In theory, it's a good idea. It takes an existing useful data source and puts in a form that encourages reuse, and since it solves the bootstrapping problem then it's not obviously doomed to failure like the Semantic Web.

I see two potential downsides.

My first concern is that, in practice, it will make editing Wikipedia more complex. There's no inherent reason why this should be the case, but there's no inherent reason why Wikimedia Commons should make editing Wikipedia more complex either, yet it undeniably does.

Secondly, it will prevent a similar source of data from appearing with broader terms of use. For example, OpenLibrary is public domain.

2 comments

Is it even possible to have a database of factual content under CC-BY-SA? This is part of the reason OpenStreetMap is moving to ODbL.

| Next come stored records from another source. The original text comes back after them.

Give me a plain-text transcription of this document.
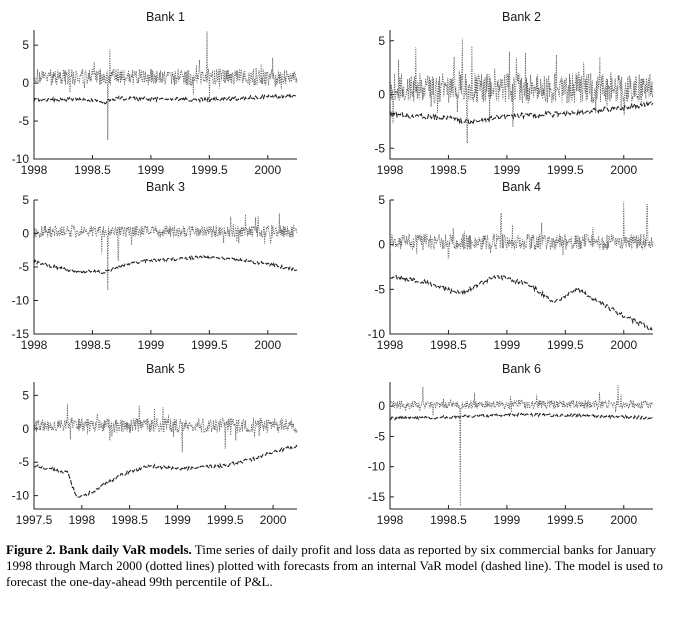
Bank 1
5
0
-5
-10
1998 1998.5 1999 1999.5 2000
Bank 2
5
0
-5
1998 1998.5 1999 1999.5 2000
Bank 3
5
0
-5
-10
-15
1998 1998.5 1999 1999.5 2000
Bank 4
5
0
-5
-10
1998 1998.5 1999 1999.5 2000
Bank 5
5
0
-5
-10
1997.5 1998 1998.5 1999 1999.5 2000
Bank 6
0
-5
-10
-15
1998 1998.5 1999 1999.5 2000
Figure 2. Bank daily VaR models. Time series of daily profit and loss data as reported by six commercial banks for January 1998 through March 2000 (dotted lines) plotted with forecasts from an internal VaR model (dashed line). The model is used to forecast the one-day-ahead 99th percentile of P&L.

Somewhat ironically , since part of the reason is that you can't copyright facts, they didn't just take the existing data under the same theory, but asked everyone to accept the new licence. I wonder what Wikipedia plan to do?

I don't see why you couldn't have a database of facts under CC-BY-SA. You can't copyright individual facts, but you absolutely can copyright a collection of facts as a collection. [1]

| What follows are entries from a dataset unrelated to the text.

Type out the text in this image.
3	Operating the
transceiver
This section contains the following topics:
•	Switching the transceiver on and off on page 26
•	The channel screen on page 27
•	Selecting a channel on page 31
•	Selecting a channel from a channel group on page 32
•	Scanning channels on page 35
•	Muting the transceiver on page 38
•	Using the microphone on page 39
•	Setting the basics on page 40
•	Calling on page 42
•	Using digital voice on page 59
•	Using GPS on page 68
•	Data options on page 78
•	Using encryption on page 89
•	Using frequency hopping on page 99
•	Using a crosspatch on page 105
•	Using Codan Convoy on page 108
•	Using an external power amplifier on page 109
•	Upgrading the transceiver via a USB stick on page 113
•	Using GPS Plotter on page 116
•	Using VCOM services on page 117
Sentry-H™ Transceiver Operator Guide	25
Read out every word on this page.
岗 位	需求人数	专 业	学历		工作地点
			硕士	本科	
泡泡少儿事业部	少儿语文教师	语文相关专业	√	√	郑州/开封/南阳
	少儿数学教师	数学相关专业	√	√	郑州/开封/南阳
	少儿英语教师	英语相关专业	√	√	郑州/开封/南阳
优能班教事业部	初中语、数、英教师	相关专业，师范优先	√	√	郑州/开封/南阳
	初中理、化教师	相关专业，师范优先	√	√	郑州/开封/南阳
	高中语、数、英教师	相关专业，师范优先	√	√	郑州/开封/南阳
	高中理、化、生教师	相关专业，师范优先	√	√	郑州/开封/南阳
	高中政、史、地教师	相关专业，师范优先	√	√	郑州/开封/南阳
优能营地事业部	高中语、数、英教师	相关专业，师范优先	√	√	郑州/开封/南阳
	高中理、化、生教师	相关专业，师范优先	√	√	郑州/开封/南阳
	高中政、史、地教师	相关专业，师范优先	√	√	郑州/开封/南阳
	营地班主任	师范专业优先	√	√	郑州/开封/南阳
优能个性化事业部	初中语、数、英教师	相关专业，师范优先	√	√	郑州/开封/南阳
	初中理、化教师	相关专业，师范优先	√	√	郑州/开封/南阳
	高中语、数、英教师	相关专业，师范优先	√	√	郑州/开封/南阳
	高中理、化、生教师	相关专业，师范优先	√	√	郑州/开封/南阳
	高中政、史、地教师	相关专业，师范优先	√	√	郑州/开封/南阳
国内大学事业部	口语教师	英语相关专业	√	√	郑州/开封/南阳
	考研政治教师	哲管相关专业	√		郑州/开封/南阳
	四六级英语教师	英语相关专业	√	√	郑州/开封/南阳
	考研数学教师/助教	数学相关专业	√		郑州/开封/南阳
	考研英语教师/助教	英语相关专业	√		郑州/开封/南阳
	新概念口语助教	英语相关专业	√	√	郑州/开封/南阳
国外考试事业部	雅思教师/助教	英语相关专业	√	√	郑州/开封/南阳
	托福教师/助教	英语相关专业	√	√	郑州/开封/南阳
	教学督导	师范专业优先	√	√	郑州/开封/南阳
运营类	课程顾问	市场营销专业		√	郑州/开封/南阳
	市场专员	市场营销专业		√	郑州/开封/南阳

I would think the more-pressing problem would be the 'viral' nature of the 'share alike' restriction when it came to API use.

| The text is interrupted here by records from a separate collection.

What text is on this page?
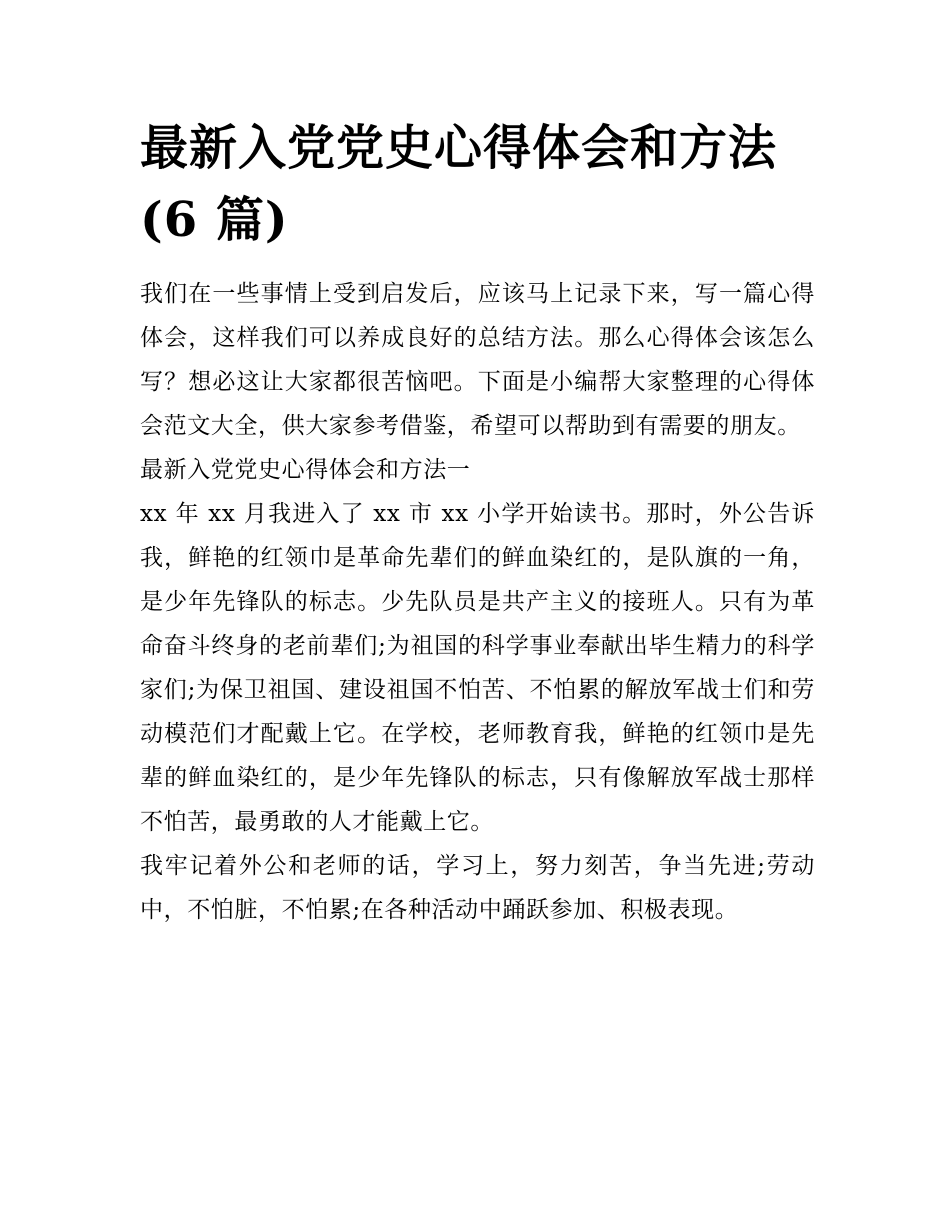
最新入党党史心得体会和方法(6 篇)

我们在一些事情上受到启发后，应该马上记录下来，写一篇心得体会，这样我们可以养成良好的总结方法。那么心得体会该怎么写？想必这让大家都很苦恼吧。下面是小编帮大家整理的心得体会范文大全，供大家参考借鉴，希望可以帮助到有需要的朋友。

最新入党党史心得体会和方法一

xx 年 xx 月我进入了 xx 市 xx 小学开始读书。那时，外公告诉我，鲜艳的红领巾是革命先辈们的鲜血染红的，是队旗的一角，是少年先锋队的标志。少先队员是共产主义的接班人。只有为革命奋斗终身的老前辈们;为祖国的科学事业奉献出毕生精力的科学家们;为保卫祖国、建设祖国不怕苦、不怕累的解放军战士们和劳动模范们才配戴上它。在学校，老师教育我，鲜艳的红领巾是先辈的鲜血染红的，是少年先锋队的标志，只有像解放军战士那样不怕苦，最勇敢的人才能戴上它。

我牢记着外公和老师的话，学习上，努力刻苦，争当先进;劳动中，不怕脏，不怕累;在各种活动中踊跃参加、积极表现。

Attribution would also seem to be thorny and difficult to police, but not intractable.

[1] e.g. I can make a phone directory and copyright it. You could take all the data out of my phone directory to make your own directory and that would be fine. But you could not simply make copies of my directory and sell those as your own.

But being able to legally take all the data out and making your own database (or other thing) with it (which you state is fine) is exactly what makes CC-BY-SA pointless/inapplicable to databases of open data.

See this discussion of why CC-BY-SA is unsuitable for OpenStreetMap (which mentions the case law on phone books you refer to):

http://www.osmfoundation.org/wiki/License/Why_CC_BY-SA_is_Un...

Wikipedia says this on Fiest vs Rural and collections of facts:

"In regard to collections of facts, O'Connor states that copyright can only apply to the creative aspects of collection: the creative choice of what data to include or exclude, the order and style in which the information is presented, etc., but not on the information itself. If Feist were to take the directory and rearrange them it would destroy the copyright owned in the data.

The court ruled that Rural's directory was nothing more than an alphabetic list of all subscribers to its service, which it was required to compile under law, and that no creative expression was involved. The fact that Rural spent considerable time and money collecting the data was irrelevant to copyright law, and Rural's copyright claim was dismissed."

http://en.wikipedia.org/wiki/Feist_v._Rural

It seems to me the confusion is over what OpenStreetMap wants to control and what copyright allows them to control.

The 'shortcomings' of CC-BY-SA noted in your first link seem to boil down to use cases involving chunks of data that simply do not qualify for copyright. Thus, by definition, no copyright license could behave any differently than any other in determining what can and can't be done with those chunks of data.

A Terms of Use agreement (and enforcement) could do more, but the particular copyright license is simply moot.

The ODbL isn't (just) a copyright licence, for exactly those reasons.
What editing interface could possibly be more complex than the current system of Infobox "markup"? If Wikidata does nothing besides make it easier to edit those infoboxen, it will be a success.